La prise de conscience des peuples a été progressive mais radicale et il faut rendre hommage à certains groupes ou associations qui ont posé la question du risque dans une société industrielle. Bien entendu la croissance du PIB est un élément fondamental pour réaliser le plein emploi mais il convient également que celle ci n'apporte pas la mort et la désolation au moment où on croit que le progrès nous fait vivre.

Je crois que les citoyens des pays les plus industrialisés, mais pas seulement eux, même s'ils sont les plus concernés, n'acceptent plus l'idée de catastrophes qui emporte avec elle celle que personne ne serait responsable et qu'il faudrait inévitablement faire sa part à la fatalité.

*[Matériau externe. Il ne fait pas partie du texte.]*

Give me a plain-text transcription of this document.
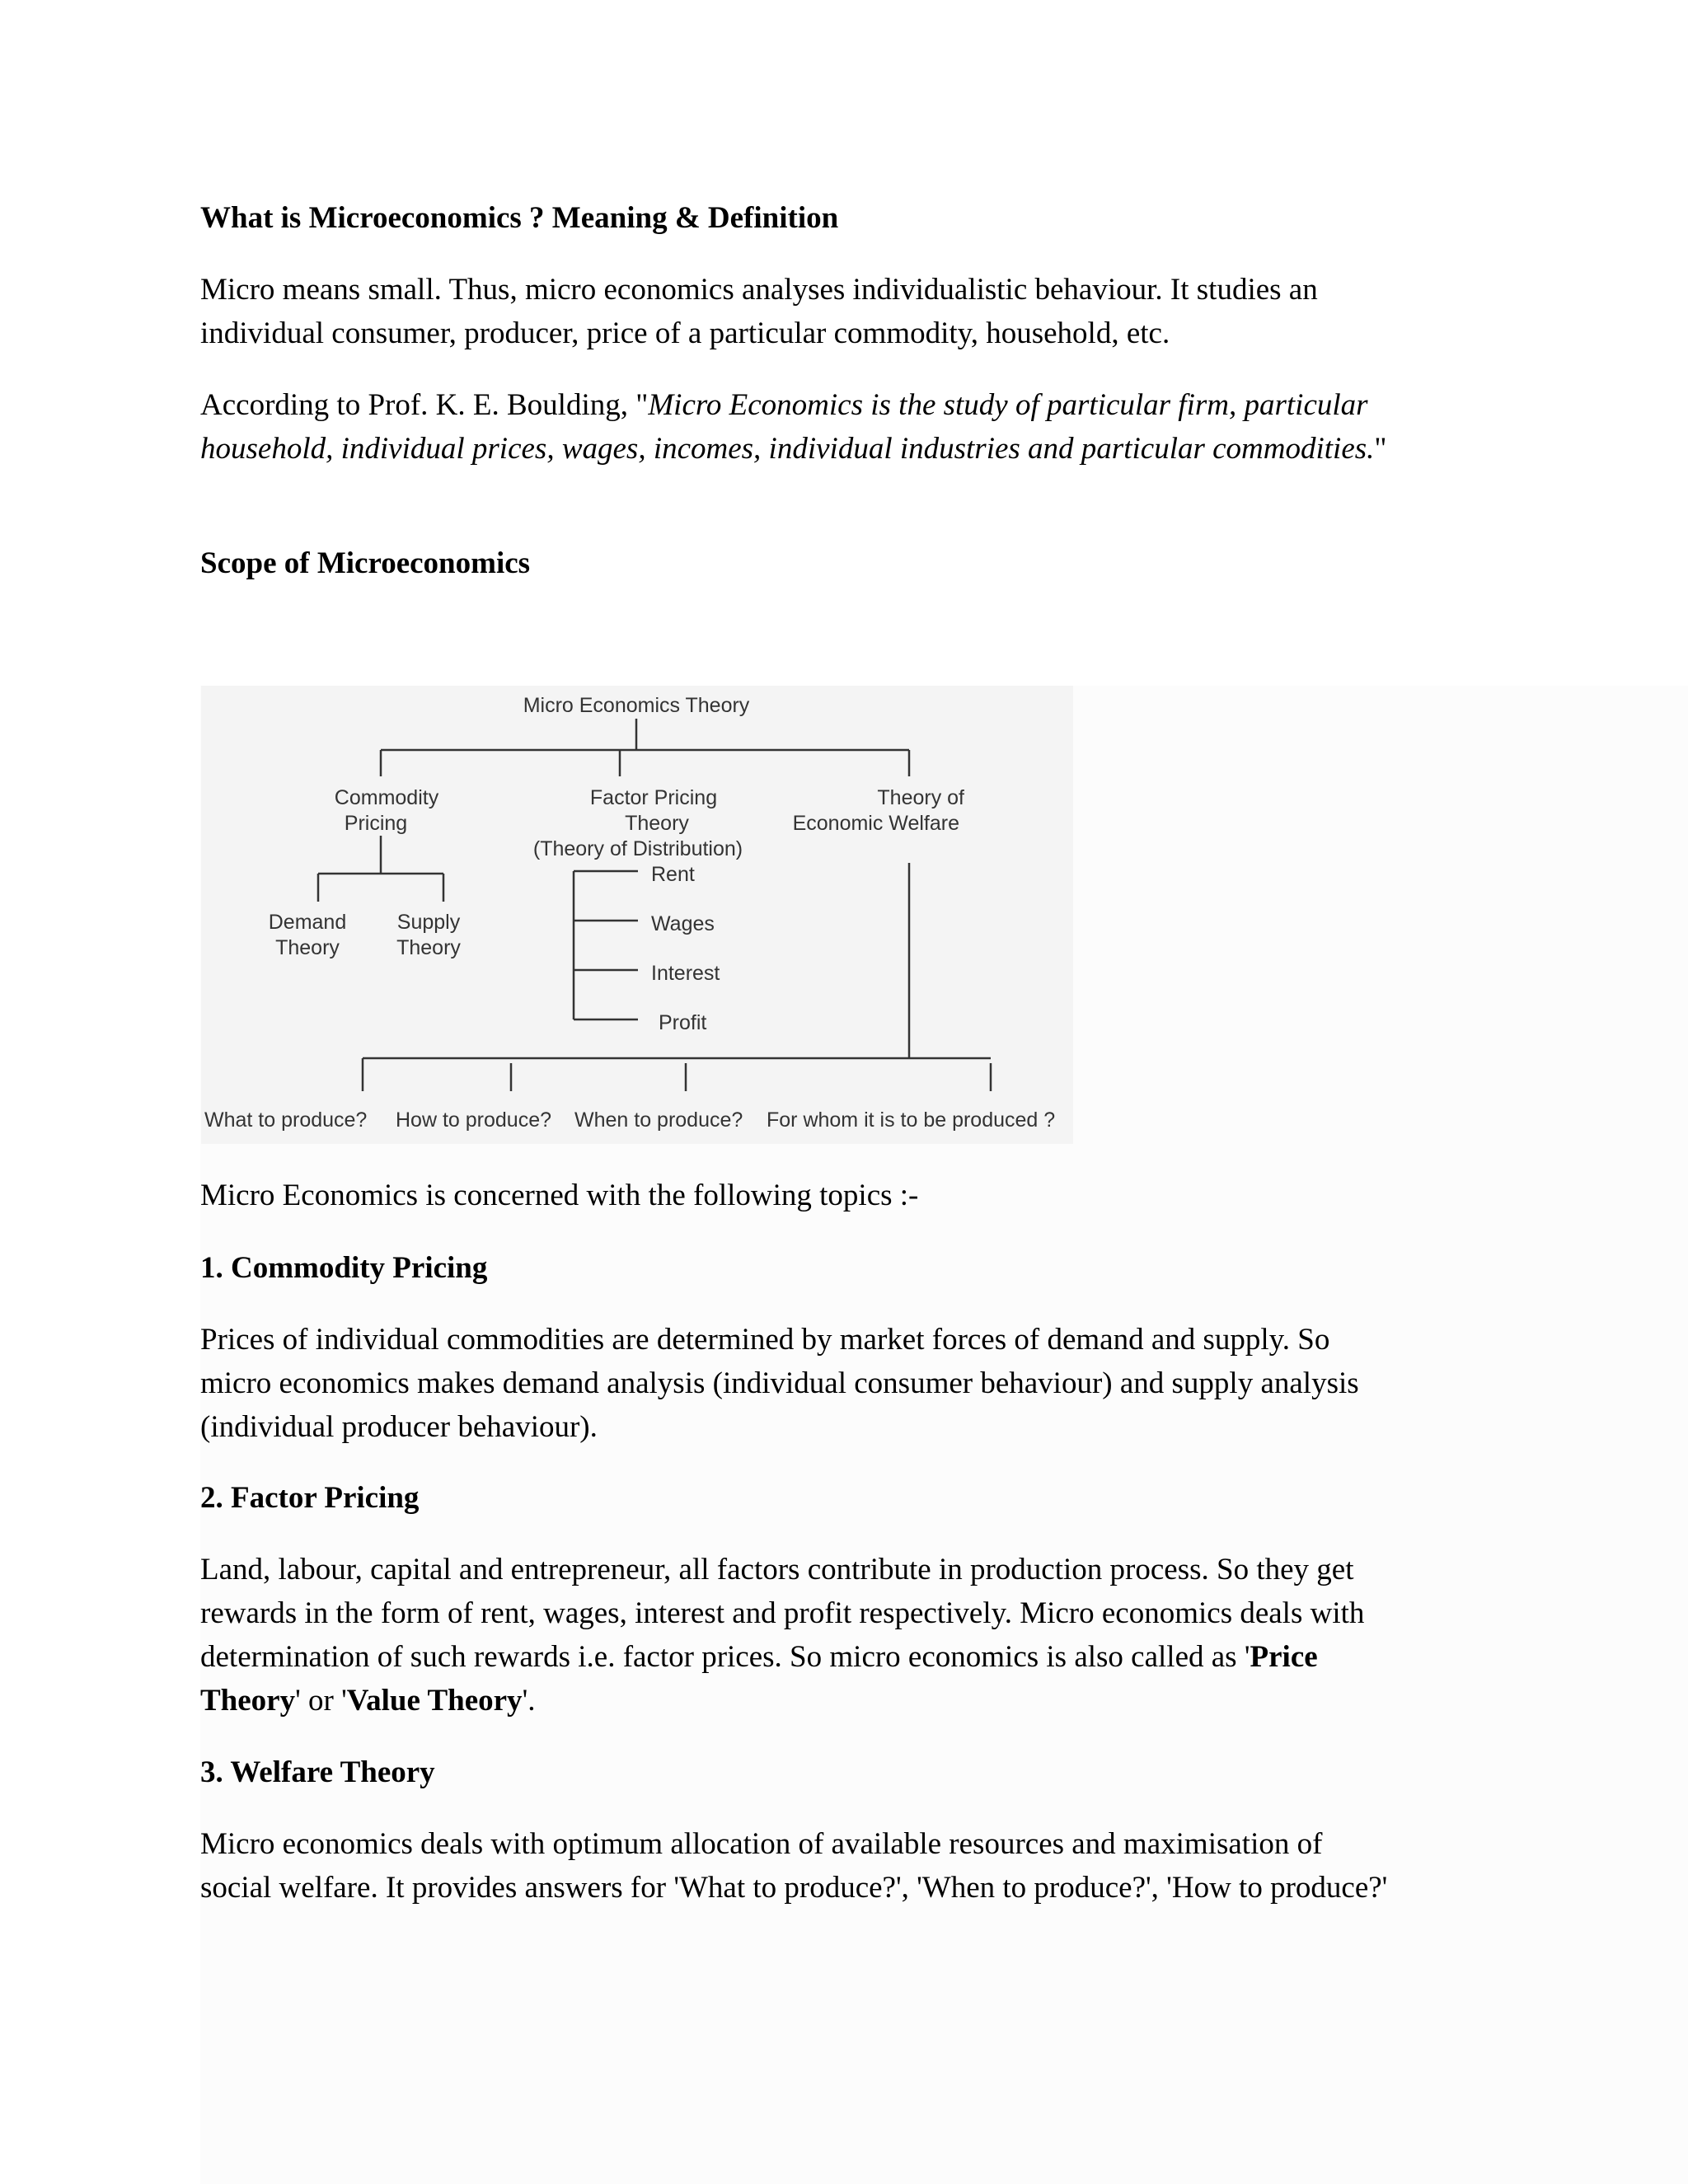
What is Microeconomics ? Meaning & Definition

Micro means small. Thus, micro economics analyses individualistic behaviour. It studies an

individual consumer, producer, price of a particular commodity, household, etc.

According to Prof. K. E. Boulding, "Micro Economics is the study of particular firm, particular

household, individual prices, wages, incomes, individual industries and particular commodities."

Scope of Microeconomics
Micro Economics Theory
Commodity
Pricing
Factor Pricing
Theory
(Theory of Distribution)
Theory of
Economic Welfare
Demand
Theory
Supply
Theory
Rent
Wages
Interest
Profit
What to produce? How to produce? When to produce? For whom it is to be produced ?

Micro Economics is concerned with the following topics :-

1. Commodity Pricing

Prices of individual commodities are determined by market forces of demand and supply. So

micro economics makes demand analysis (individual consumer behaviour) and supply analysis

(individual producer behaviour).

2. Factor Pricing

Land, labour, capital and entrepreneur, all factors contribute in production process. So they get

rewards in the form of rent, wages, interest and profit respectively. Micro economics deals with

determination of such rewards i.e. factor prices. So micro economics is also called as 'Price

Theory' or 'Value Theory'.

3. Welfare Theory

Micro economics deals with optimum allocation of available resources and maximisation of

social welfare. It provides answers for 'What to produce?', 'When to produce?', 'How to produce?'
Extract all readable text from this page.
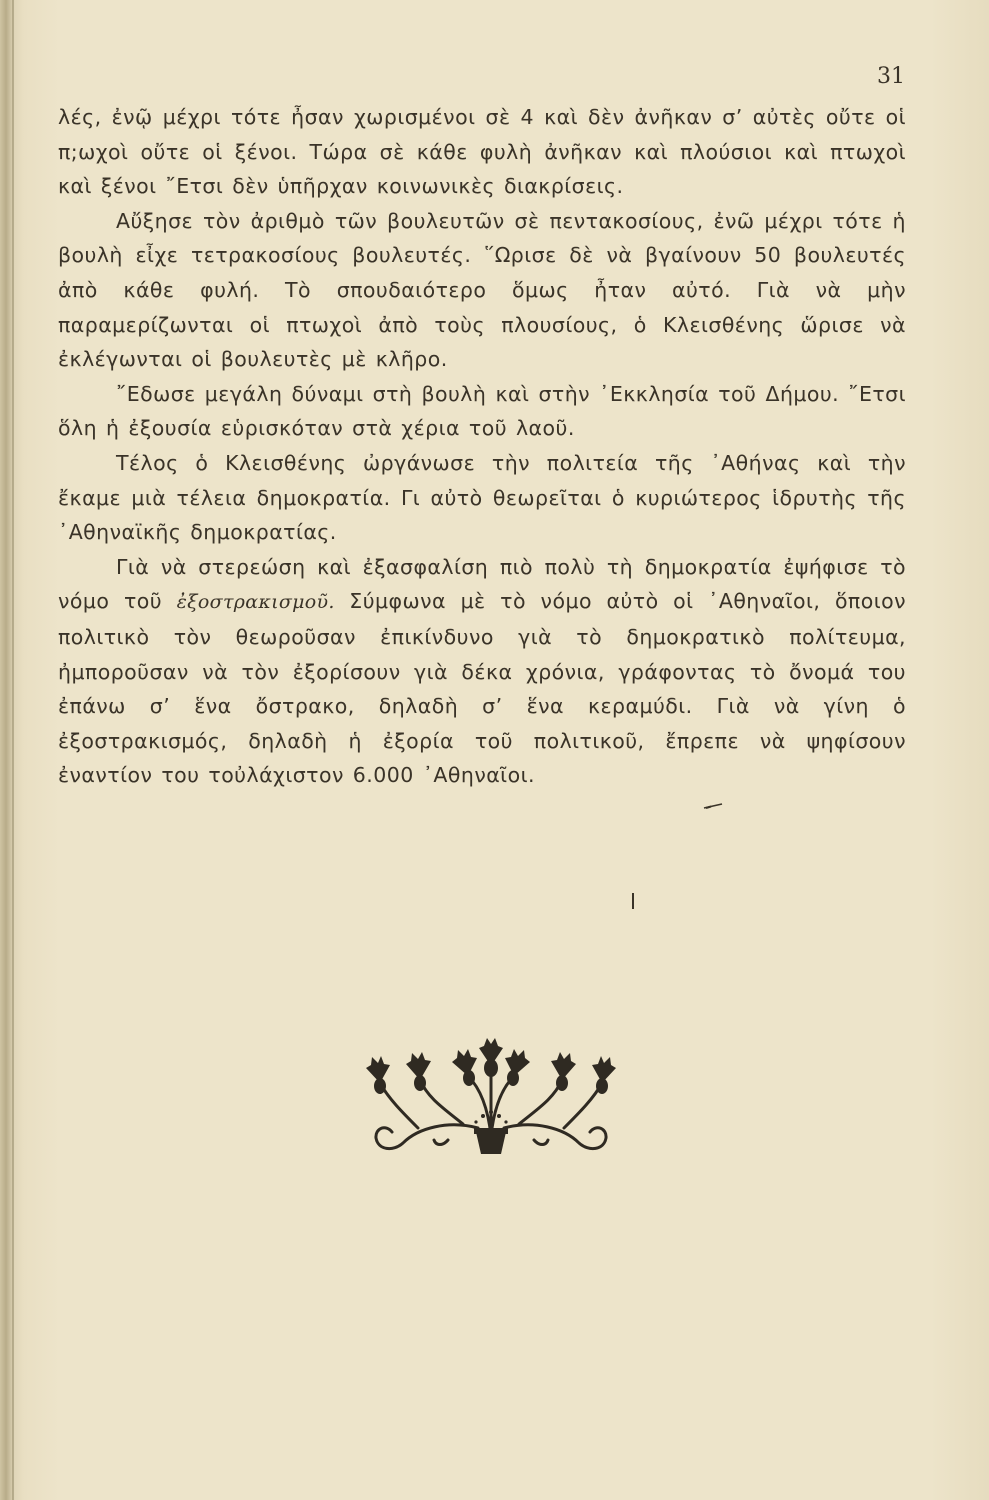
31

λές, ἐνῷ μέχρι τότε ἦσαν χωρισμένοι σὲ 4 καὶ δὲν ἀνῆκαν σ’ αὐτὲς οὔτε οἱ π;ωχοὶ οὔτε οἱ ξένοι. Τώρα σὲ κάθε φυλὴ ἀνῆκαν καὶ πλούσιοι καὶ πτωχοὶ καὶ ξένοι ῎Ετσι δὲν ὑπῆρχαν κοινωνικὲς διακρίσεις.

Αὔξησε τὸν ἀριθμὸ τῶν βουλευτῶν σὲ πεντακοσίους, ἐνῶ μέχρι τότε ἡ βουλὴ εἶχε τετρακοσίους βουλευτές. ῞Ωρισε δὲ νὰ βγαίνουν 50 βουλευτές ἀπὸ κάθε φυλή. Τὸ σπουδαιότερο ὅμως ἦταν αὐτό. Γιὰ νὰ μὴν παραμερίζωνται οἱ πτωχοὶ ἀπὸ τοὺς πλουσίους, ὁ Κλεισθένης ὥρισε νὰ ἐκλέγωνται οἱ βουλευτὲς μὲ κλῆρο.

῎Εδωσε μεγάλη δύναμι στὴ βουλὴ καὶ στὴν ᾿Εκκλησία τοῦ Δήμου. ῎Ετσι ὅλη ἡ ἐξουσία εὑρισκόταν στὰ χέρια τοῦ λαοῦ.

Τέλος ὁ Κλεισθένης ὠργάνωσε τὴν πολιτεία τῆς ᾿Αθήνας καὶ τὴν ἔκαμε μιὰ τέλεια δημοκρατία. Γι αὐτὸ θεωρεῖται ὁ κυριώτερος ἱδρυτὴς τῆς ᾿Αθηναϊκῆς δημοκρατίας.

Γιὰ νὰ στερεώση καὶ ἐξασφαλίση πιὸ πολὺ τὴ δημοκρατία ἐψήφισε τὸ νόμο τοῦ ἐξοστρακισμοῦ. Σύμφωνα μὲ τὸ νόμο αὐτὸ οἱ ᾿Αθηναῖοι, ὅποιον πολιτικὸ τὸν θεωροῦσαν ἐπικίνδυνο γιὰ τὸ δημοκρατικὸ πολίτευμα, ἠμποροῦσαν νὰ τὸν ἐξορίσουν γιὰ δέκα χρόνια, γράφοντας τὸ ὄνομά του ἐπάνω σ’ ἕνα ὄστρακο, δηλαδὴ σ’ ἕνα κεραμύδι. Γιὰ νὰ γίνη ὁ ἐξοστρακισμός, δηλαδὴ ἡ ἐξορία τοῦ πολιτικοῦ, ἔπρεπε νὰ ψηφίσουν ἐναντίον του τοὐλάχιστον 6.000 ᾿Αθηναῖοι.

Il ne peut plus y avoir de risque sans responsabilité.

Les risques, ce sont d'abord les comportements qui les engendrent. Si l'on regarde l'évolution du droit pénal et notamment l'idée de mise en danger délibérée d'autrui de l'article 223-1 du code pénal, on s'aperçoit que la circulation routière offre un grand nombre d'exemples de comportements à risques qui doivent être poursuivis. Un accident de voiture ne saurait être considéré comme une fatalité. Quand on sait quelles en sont les causes les plus fréquentes, et à quels risques elles exposent, il convient de poursuivre les responsables sans faiblesse. De même l'article 121-3 du même code fait de l'imprudence, de la négligence ou du manquement à un obligation de prudence ou de sécurité un délit.

Cela veut dire clairement que la frontière devient extrêmement ténue, dans une société comme la nôtre, entre le risque acceptable au regard des sciences et des techniques et l'imprudence ou la négligence punissables. Et il n'est pas évident que le droit pénal puisse être circonscrit de telle façon qu'il n'appréhende que ceux qui ont commis des fautes pénales. On vient de le voir dans la mobilisation d'un certain nombre d'associations de victimes à l'égard de la proposition de loi de M. le sénateur FAUCHON.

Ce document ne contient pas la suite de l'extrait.